Now you need to create timers to control the services; you will find the timers in Listing 4 (user-specific) and Listing 5 (system-wide). The two timers, named update-user-flatpaks.timer and update-system-flatpaks.timer, are stored in /etc/systemd/user/ and /etc/systemd/system/ respectively.

Listing 4

User-Specific Timer

# update-user-flatpaks.timer
# in /etc/systemd/user/
Description=Update user Flatpaks daily

Listing 5

System-Wide Timer

# update-system-flatpaks.timer
# in /etc/systemd/system/
Description=Update system Flatpaks daily

The OnCalendar specification in Listings 4 and 5 lets you adjust for desired update times (Figure 3). If the daily update option you entered for OnCalendar does not meet your needs, then you could use, for example, OnCalendar=weekly for a weekly run.

Figure 3: After completing the setup, /etc/systemd/user/ contains a service file and a timer. You should also find the counterparts to these two files in /etc/system/system/.

If needed, however, you can do this in a far more targeted way. To start the update at 6:00pm on the first Saturday of each month, you would use the following entry:

OnCalendar=Sat *-*-1..7:*18:00:00

You can read all about systemd timers in the Arch Linux Wiki [2] if you are interested in a more in-depth approach.

Enabling Timers

Now it's time to enable the timers. To do this for the user, you need the command in line 1 of Listing 6. For the system-wide setup, use the command in line 2 instead. Finally, the call in line 3 tells systemd to reload all configuration files and restart all units. You also run this command after making changes to the files.

Listing 6

Timer and Systemd

01 $ sudo systemctl --user enable --now update-user-flatpaks.timer
02 $ sudo systemctl --system enable --now update-system-flatpaks.timer
03 $ sudo systemctl daemon-reload
04 $ sudo systemd-analyze calendar weekly
05 $ sudo journalctl -b | grep flatpak

The call in line 4 lets you determine when the next update will occur (Figure 4). If you get the correct output, you also know immediately that the service is set up correctly.
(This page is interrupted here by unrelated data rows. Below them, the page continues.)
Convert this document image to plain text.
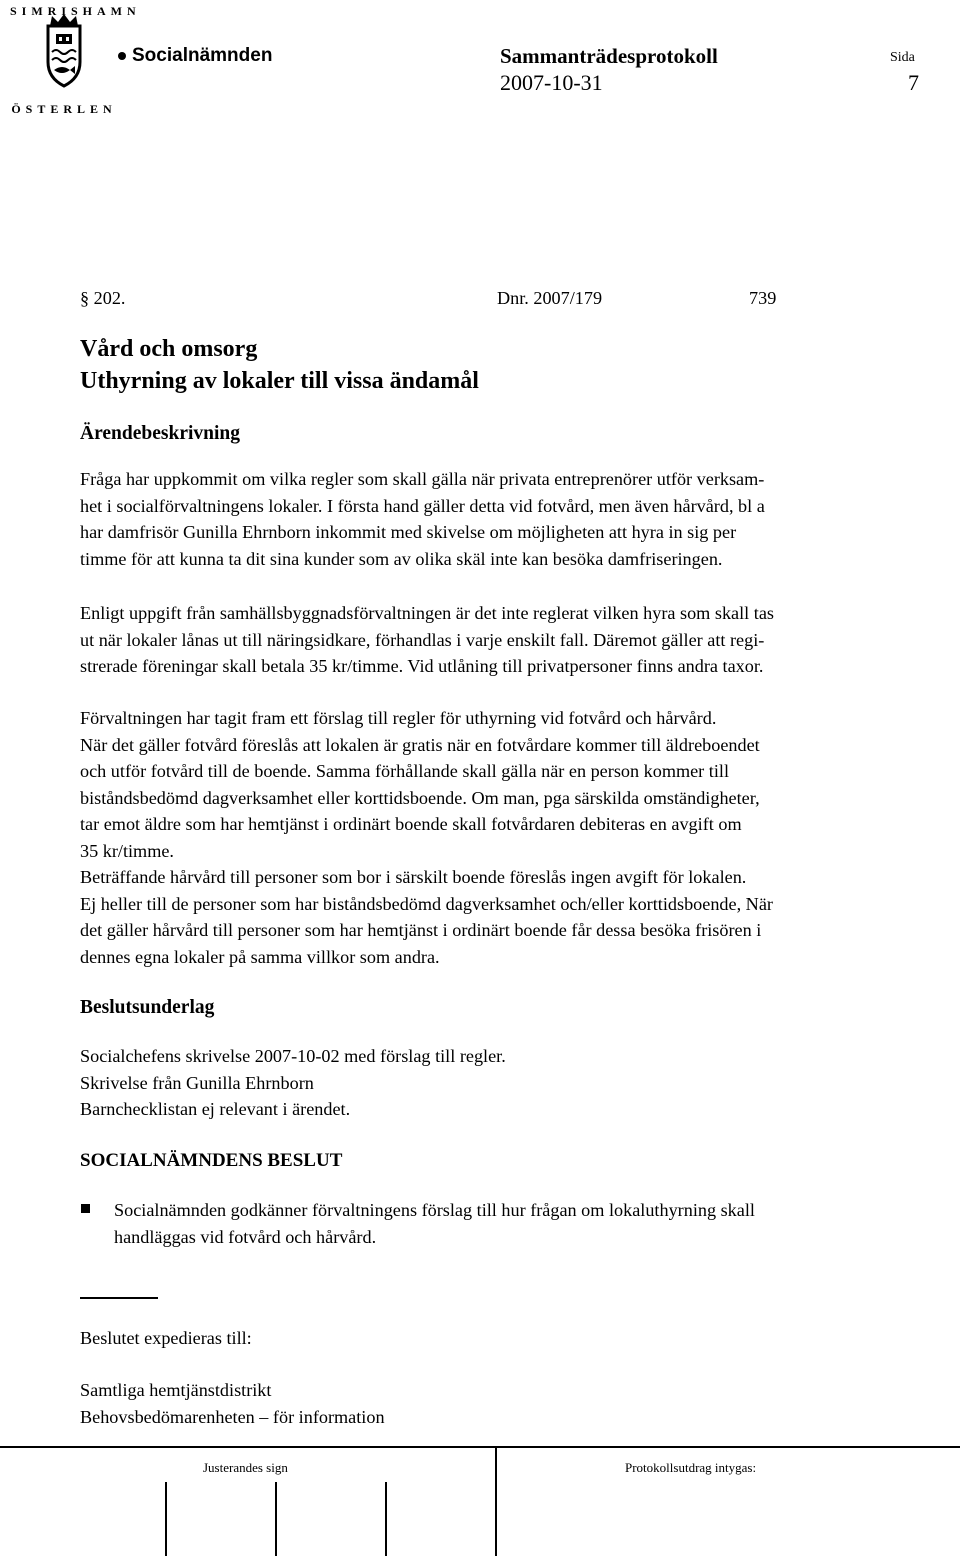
SIMRISHAMN
ÖSTERLEN
Socialnämnden	Sammanträdesprotokoll
2007-10-31
Sida
7
§ 202.	Dnr. 2007/179	739
Vård och omsorg
Uthyrning av lokaler till vissa ändamål
Ärendebeskrivning

Fråga har uppkommit om vilka regler som skall gälla när privata entreprenörer utför verksam-

het i socialförvaltningens lokaler. I första hand gäller detta vid fotvård, men även hårvård, bl a

har damfrisör Gunilla Ehrnborn inkommit med skivelse om möjligheten att hyra in sig per

timme för att kunna ta dit sina kunder som av olika skäl inte kan besöka damfriseringen.

Enligt uppgift från samhällsbyggnadsförvaltningen är det inte reglerat vilken hyra som skall tas

ut när lokaler lånas ut till näringsidkare, förhandlas i varje enskilt fall. Däremot gäller att regi-

strerade föreningar skall betala 35 kr/timme. Vid utlåning till privatpersoner finns andra taxor.

Förvaltningen har tagit fram ett förslag till regler för uthyrning vid fotvård och hårvård.

När det gäller fotvård föreslås att lokalen är gratis när en fotvårdare kommer till äldreboendet

och utför fotvård till de boende. Samma förhållande skall gälla när en person kommer till

biståndsbedömd dagverksamhet eller korttidsboende. Om man, pga särskilda omständigheter,

tar emot äldre som har hemtjänst i ordinärt boende skall fotvårdaren debiteras en avgift om

35 kr/timme.

Beträffande hårvård till personer som bor i särskilt boende föreslås ingen avgift för lokalen.

Ej heller till de personer som har biståndsbedömd dagverksamhet och/eller korttidsboende, När

det gäller hårvård till personer som har hemtjänst i ordinärt boende får dessa besöka frisören i

dennes egna lokaler på samma villkor som andra.

Beslutsunderlag

Socialchefens skrivelse 2007-10-02 med förslag till regler.

Skrivelse från Gunilla Ehrnborn

Barnchecklistan ej relevant i ärendet.

SOCIALNÄMNDENS BESLUT

Socialnämnden godkänner förvaltningens förslag till hur frågan om lokaluthyrning skall

handläggas vid fotvård och hårvård.

Beslutet expedieras till:

Samtliga hemtjänstdistrikt

Behovsbedömarenheten – för information

Justerandes sign	Protokollsutdrag intygas:
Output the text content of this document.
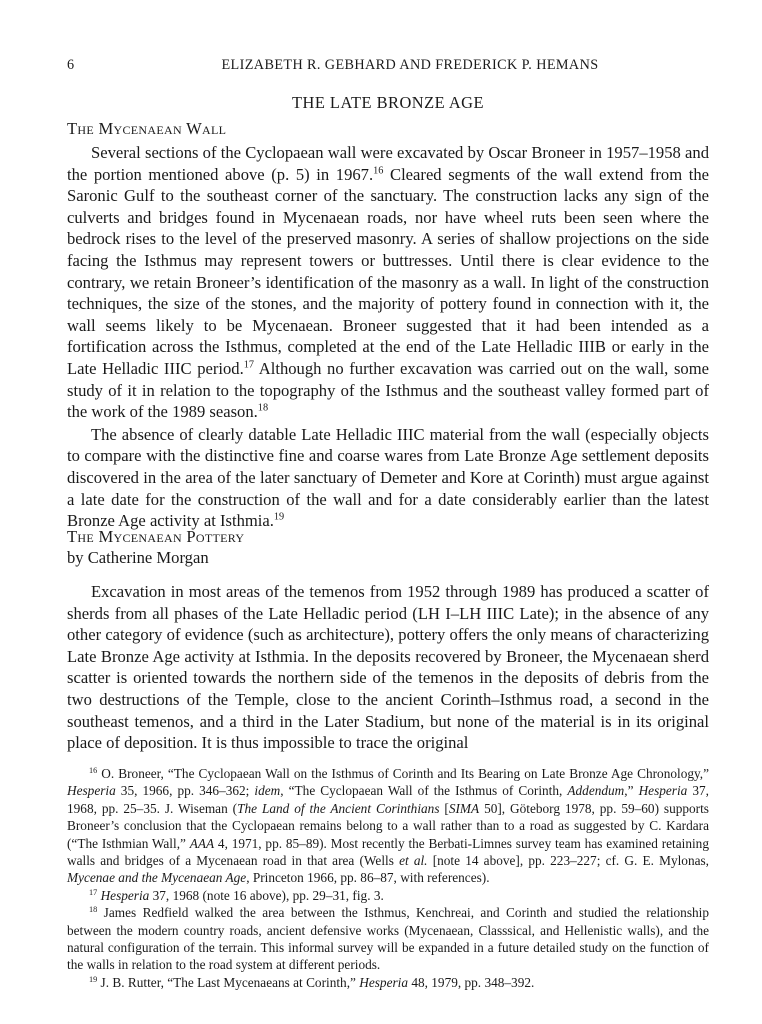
6	ELIZABETH R. GEBHARD AND FREDERICK P. HEMANS
THE LATE BRONZE AGE
The Mycenaean Wall

Several sections of the Cyclopaean wall were excavated by Oscar Broneer in 1957–1958 and the portion mentioned above (p. 5) in 1967.16 Cleared segments of the wall extend from the Saronic Gulf to the southeast corner of the sanctuary. The construction lacks any sign of the culverts and bridges found in Mycenaean roads, nor have wheel ruts been seen where the bedrock rises to the level of the preserved masonry. A series of shallow projections on the side facing the Isthmus may represent towers or buttresses. Until there is clear evidence to the contrary, we retain Broneer’s identification of the masonry as a wall. In light of the construction techniques, the size of the stones, and the majority of pottery found in connection with it, the wall seems likely to be Mycenaean. Broneer suggested that it had been intended as a fortification across the Isthmus, completed at the end of the Late Helladic IIIB or early in the Late Helladic IIIC period.$^{17}$ Although no further excavation was carried out on the wall, some study of it in relation to the topography of the Isthmus and the southeast valley formed part of the work of the 1989 season.$^{18}$

The absence of clearly datable Late Helladic IIIC material from the wall (especially objects to compare with the distinctive fine and coarse wares from Late Bronze Age settlement deposits discovered in the area of the later sanctuary of Demeter and Kore at Corinth) must argue against a late date for the construction of the wall and for a date considerably earlier than the latest Bronze Age activity at Isthmia.$^{19}$

The Mycenaean Pottery
by Catherine Morgan

Excavation in most areas of the temenos from 1952 through 1989 has produced a scatter of sherds from all phases of the Late Helladic period (LH I–LH IIIC Late); in the absence of any other category of evidence (such as architecture), pottery offers the only means of characterizing Late Bronze Age activity at Isthmia. In the deposits recovered by Broneer, the Mycenaean sherd scatter is oriented towards the northern side of the temenos in the deposits of debris from the two destructions of the Temple, close to the ancient Corinth–Isthmus road, a second in the southeast temenos, and a third in the Later Stadium, but none of the material is in its original place of deposition. It is thus impossible to trace the original

$^{16}$ O. Broneer, “The Cyclopaean Wall on the Isthmus of Corinth and Its Bearing on Late Bronze Age Chronology,” Hesperia 35, 1966, pp. 346–362; idem, “The Cyclopaean Wall of the Isthmus of Corinth, Addendum,” Hesperia 37, 1968, pp. 25–35. J. Wiseman (The Land of the Ancient Corinthians [SIMA 50], Göteborg 1978, pp. 59–60) supports Broneer’s conclusion that the Cyclopaean remains belong to a wall rather than to a road as suggested by C. Kardara (“The Isthmian Wall,” AAA 4, 1971, pp. 85–89). Most recently the Berbati-Limnes survey team has examined retaining walls and bridges of a Mycenaean road in that area (Wells et al. [note 14 above], pp. 223–227; cf. G. E. Mylonas, Mycenae and the Mycenaean Age, Princeton 1966, pp. 86–87, with references).

$^{17}$ Hesperia 37, 1968 (note 16 above), pp. 29–31, fig. 3.

$^{18}$ James Redfield walked the area between the Isthmus, Kenchreai, and Corinth and studied the relationship between the modern country roads, ancient defensive works (Mycenaean, Classsical, and Hellenistic walls), and the natural configuration of the terrain. This informal survey will be expanded in a future detailed study on the function of the walls in relation to the road system at different periods.

$^{19}$ J. B. Rutter, “The Last Mycenaeans at Corinth,” Hesperia 48, 1979, pp. 348–392.
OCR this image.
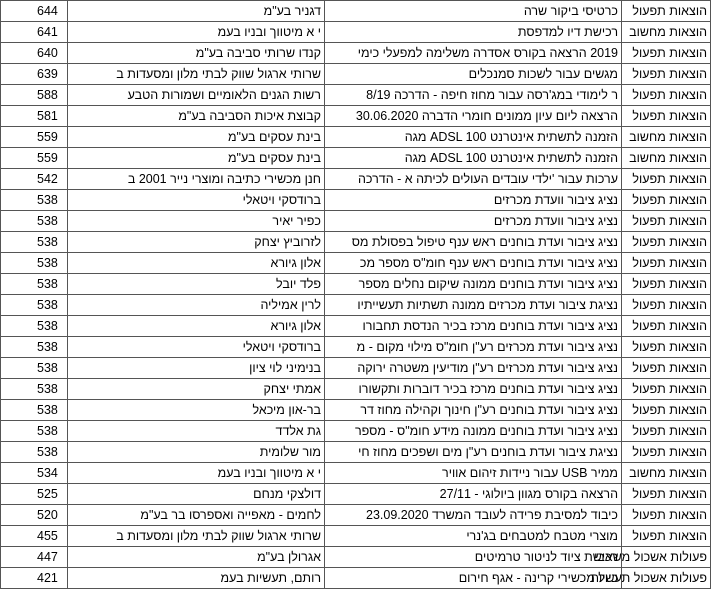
644	דגניר בע"מ	כרטיסי ביקור שרה	הוצאות תפעול
641	י א מיטווך ובניו בעמ	רכישת דיו למדפסת	הוצאות מחשוב
640	קנדו שרותי סביבה בע"מ	2019 הרצאה בקורס אסדרה משלימה למפעלי כימי	הוצאות תפעול
639	שרותי ארגול שווק לבתי מלון ומסעדות ב	מגשים עבור לשכות סמנכלים	הוצאות תפעול
588	רשות הגנים הלאומיים ושמורות הטבע	ר לימודי במג'רסה עבור מחוז חיפה - הדרכה 8/19	הוצאות תפעול
581	קבוצת איכות הסביבה בע"מ	הרצאה ליום עיון ממונים חומרי הדברה 30.06.2020	הוצאות תפעול
559	בינת עסקים בע"מ	הזמנה לתשתית אינטרנט ADSL 100 מגה	הוצאות מחשוב
559	בינת עסקים בע"מ	הזמנה לתשתית אינטרנט ADSL 100 מגה	הוצאות מחשוב
542	חנן מכשירי כתיבה ומוצרי נייר 2001 ב	ערכות עבור 'ילדי עובדים העולים לכיתה א - הדרכה	הוצאות תפעול
538	ברודסקי ויטאלי	נציג ציבור וועדת מכרזים	הוצאות תפעול
538	כפיר יאיר	נציג ציבור וועדת מכרזים	הוצאות תפעול
538	לזרוביץ יצחק	נציג ציבור ועדת בוחנים ראש ענף טיפול בפסולת מס	הוצאות תפעול
538	אלון גיורא	נציג ציבור ועדת בוחנים ראש ענף חומ"ס מספר מכ	הוצאות תפעול
538	פלד יובל	נציג ציבור ועדת בוחנים ממונה שיקום נחלים מספר	הוצאות תפעול
538	לרין אמיליה	נציגת ציבור ועדת מכרזים ממונה תשתיות תעשייתיו	הוצאות תפעול
538	אלון גיורא	נציג ציבור ועדת בוחנים מרכז בכיר הנדסת תחבורו	הוצאות תפעול
538	ברודסקי ויטאלי	נציג ציבור ועדת מכרזים רע"ן חומ"ס מילוי מקום - מ	הוצאות תפעול
538	בנימיני לוי ציון	נציג ציבור ועדת מכרזים רע"ן מודיעין משטרה ירוקה	הוצאות תפעול
538	אמתי יצחק	נציג ציבור ועדת בוחנים מרכז בכיר דוברות ותקשורו	הוצאות תפעול
538	בר-און מיכאל	נציג ציבור ועדת בוחנים רע"ן חינוך וקהילה מחוז דר	הוצאות תפעול
538	גת אלדד	נציג ציבור ועדת בוחנים ממונה מידע חומ"ס - מספר	הוצאות תפעול
538	מור שלומית	נציגת ציבור ועדת בוחנים רע"ן מים ושפכים מחוז חי	הוצאות תפעול
534	י א מיטווך ובניו בעמ	ממיר USB עבור ניידות זיהום אוויר	הוצאות מחשוב
525	דולצקי מנחם	הרצאה בקורס מגוון ביולוגי - 27/11	הוצאות תפעול
520	לחמים - מאפייה ואספרסו בר בע"מ	כיבוד למסיבת פרידה לעובד המשרד 23.09.2020	הוצאות תפעול
455	שרותי ארגול שווק לבתי מלון ומסעדות ב	מוצרי מטבח למטבחים בג'נרי	הוצאות תפעול
447	אגרולן בע"מ	רכישת ציוד לניטור טרמיטים	פעולות אשכול משאבי
421	רותם, תעשיות בעמ	כיול מכשירי קרינה - אגף חירום	פעולות אשכול תעשיות
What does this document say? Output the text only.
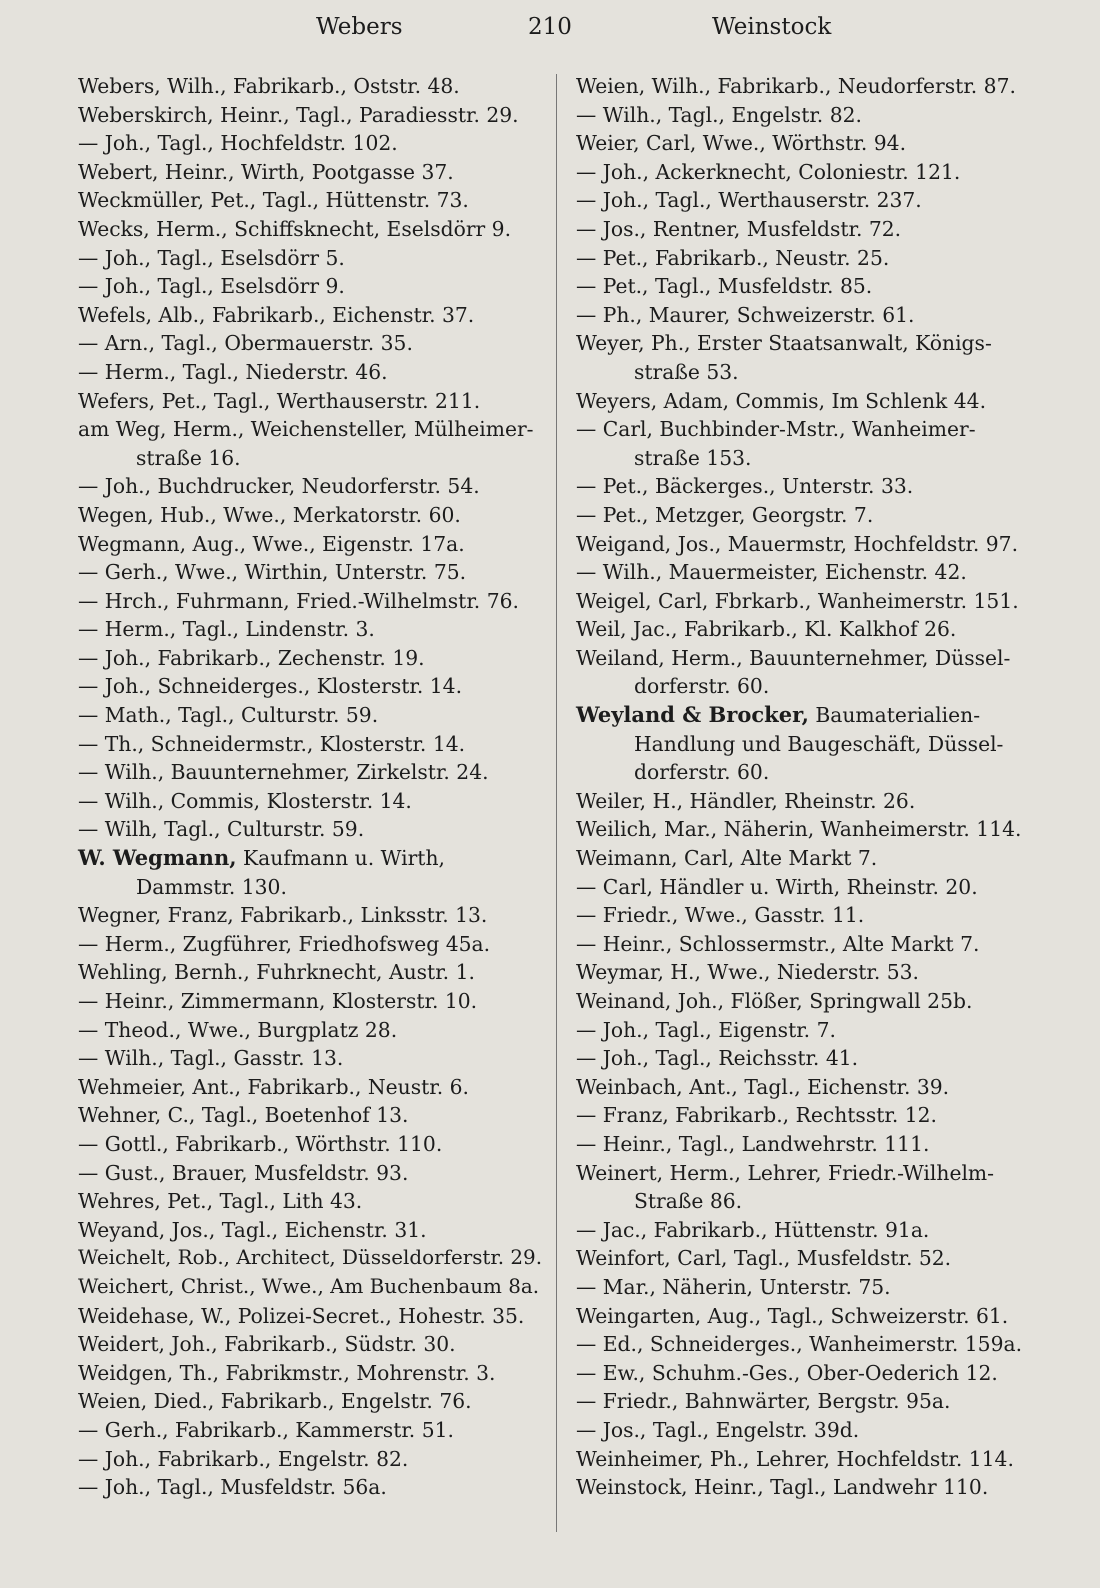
Webers	210	Weinstock
Webers, Wilh., Fabrikarb., Oststr. 48.
Weberskirch, Heinr., Tagl., Paradiesstr. 29.
— Joh., Tagl., Hochfeldstr. 102.
Webert, Heinr., Wirth, Pootgasse 37.
Weckmüller, Pet., Tagl., Hüttenstr. 73.
Wecks, Herm., Schiffsknecht, Eselsdörr 9.
— Joh., Tagl., Eselsdörr 5.
— Joh., Tagl., Eselsdörr 9.
Wefels, Alb., Fabrikarb., Eichenstr. 37.
— Arn., Tagl., Obermauerstr. 35.
— Herm., Tagl., Niederstr. 46.
Wefers, Pet., Tagl., Werthauserstr. 211.
am Weg, Herm., Weichensteller, Mülheimer-
straße 16.
— Joh., Buchdrucker, Neudorferstr. 54.
Wegen, Hub., Wwe., Merkatorstr. 60.
Wegmann, Aug., Wwe., Eigenstr. 17a.
— Gerh., Wwe., Wirthin, Unterstr. 75.
— Hrch., Fuhrmann, Fried.-Wilhelmstr. 76.
— Herm., Tagl., Lindenstr. 3.
— Joh., Fabrikarb., Zechenstr. 19.
— Joh., Schneiderges., Klosterstr. 14.
— Math., Tagl., Culturstr. 59.
— Th., Schneidermstr., Klosterstr. 14.
— Wilh., Bauunternehmer, Zirkelstr. 24.
— Wilh., Commis, Klosterstr. 14.
— Wilh, Tagl., Culturstr. 59.
W. Wegmann, Kaufmann u. Wirth,
Dammstr. 130.
Wegner, Franz, Fabrikarb., Linksstr. 13.
— Herm., Zugführer, Friedhofsweg 45a.
Wehling, Bernh., Fuhrknecht, Austr. 1.
— Heinr., Zimmermann, Klosterstr. 10.
— Theod., Wwe., Burgplatz 28.
— Wilh., Tagl., Gasstr. 13.
Wehmeier, Ant., Fabrikarb., Neustr. 6.
Wehner, C., Tagl., Boetenhof 13.
— Gottl., Fabrikarb., Wörthstr. 110.
— Gust., Brauer, Musfeldstr. 93.
Wehres, Pet., Tagl., Lith 43.
Weyand, Jos., Tagl., Eichenstr. 31.
Weichelt, Rob., Architect, Düsseldorferstr. 29.
Weichert, Christ., Wwe., Am Buchenbaum 8a.
Weidehase, W., Polizei-Secret., Hohestr. 35.
Weidert, Joh., Fabrikarb., Südstr. 30.
Weidgen, Th., Fabrikmstr., Mohrenstr. 3.
Weien, Died., Fabrikarb., Engelstr. 76.
— Gerh., Fabrikarb., Kammerstr. 51.
— Joh., Fabrikarb., Engelstr. 82.
— Joh., Tagl., Musfeldstr. 56a.
Weien, Wilh., Fabrikarb., Neudorferstr. 87.
— Wilh., Tagl., Engelstr. 82.
Weier, Carl, Wwe., Wörthstr. 94.
— Joh., Ackerknecht, Coloniestr. 121.
— Joh., Tagl., Werthauserstr. 237.
— Jos., Rentner, Musfeldstr. 72.
— Pet., Fabrikarb., Neustr. 25.
— Pet., Tagl., Musfeldstr. 85.
— Ph., Maurer, Schweizerstr. 61.
Weyer, Ph., Erster Staatsanwalt, Königs-
straße 53.
Weyers, Adam, Commis, Im Schlenk 44.
— Carl, Buchbinder-Mstr., Wanheimer-
straße 153.
— Pet., Bäckerges., Unterstr. 33.
— Pet., Metzger, Georgstr. 7.
Weigand, Jos., Mauermstr, Hochfeldstr. 97.
— Wilh., Mauermeister, Eichenstr. 42.
Weigel, Carl, Fbrkarb., Wanheimerstr. 151.
Weil, Jac., Fabrikarb., Kl. Kalkhof 26.
Weiland, Herm., Bauunternehmer, Düssel-
dorferstr. 60.
Weyland & Brocker, Baumaterialien-
Handlung und Baugeschäft, Düssel-
dorferstr. 60.
Weiler, H., Händler, Rheinstr. 26.
Weilich, Mar., Näherin, Wanheimerstr. 114.
Weimann, Carl, Alte Markt 7.
— Carl, Händler u. Wirth, Rheinstr. 20.
— Friedr., Wwe., Gasstr. 11.
— Heinr., Schlossermstr., Alte Markt 7.
Weymar, H., Wwe., Niederstr. 53.
Weinand, Joh., Flößer, Springwall 25b.
— Joh., Tagl., Eigenstr. 7.
— Joh., Tagl., Reichsstr. 41.
Weinbach, Ant., Tagl., Eichenstr. 39.
— Franz, Fabrikarb., Rechtsstr. 12.
— Heinr., Tagl., Landwehrstr. 111.
Weinert, Herm., Lehrer, Friedr.-Wilhelm-
Straße 86.
— Jac., Fabrikarb., Hüttenstr. 91a.
Weinfort, Carl, Tagl., Musfeldstr. 52.
— Mar., Näherin, Unterstr. 75.
Weingarten, Aug., Tagl., Schweizerstr. 61.
— Ed., Schneiderges., Wanheimerstr. 159a.
— Ew., Schuhm.-Ges., Ober-Oederich 12.
— Friedr., Bahnwärter, Bergstr. 95a.
— Jos., Tagl., Engelstr. 39d.
Weinheimer, Ph., Lehrer, Hochfeldstr. 114.
Weinstock, Heinr., Tagl., Landwehr 110.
Figure 4: Want to know when the next update will take place? This command will tell you.

If you want to know after the execution date whether the setup was successful, use the command from line 5. You will see the output here, if successful; otherwise you will see flatpak update (Figure 5).

Figure 5: Check the log with journalctl -b | grep flatpak to discover exactly what happened in terms of updates since the last time the computer rebooted.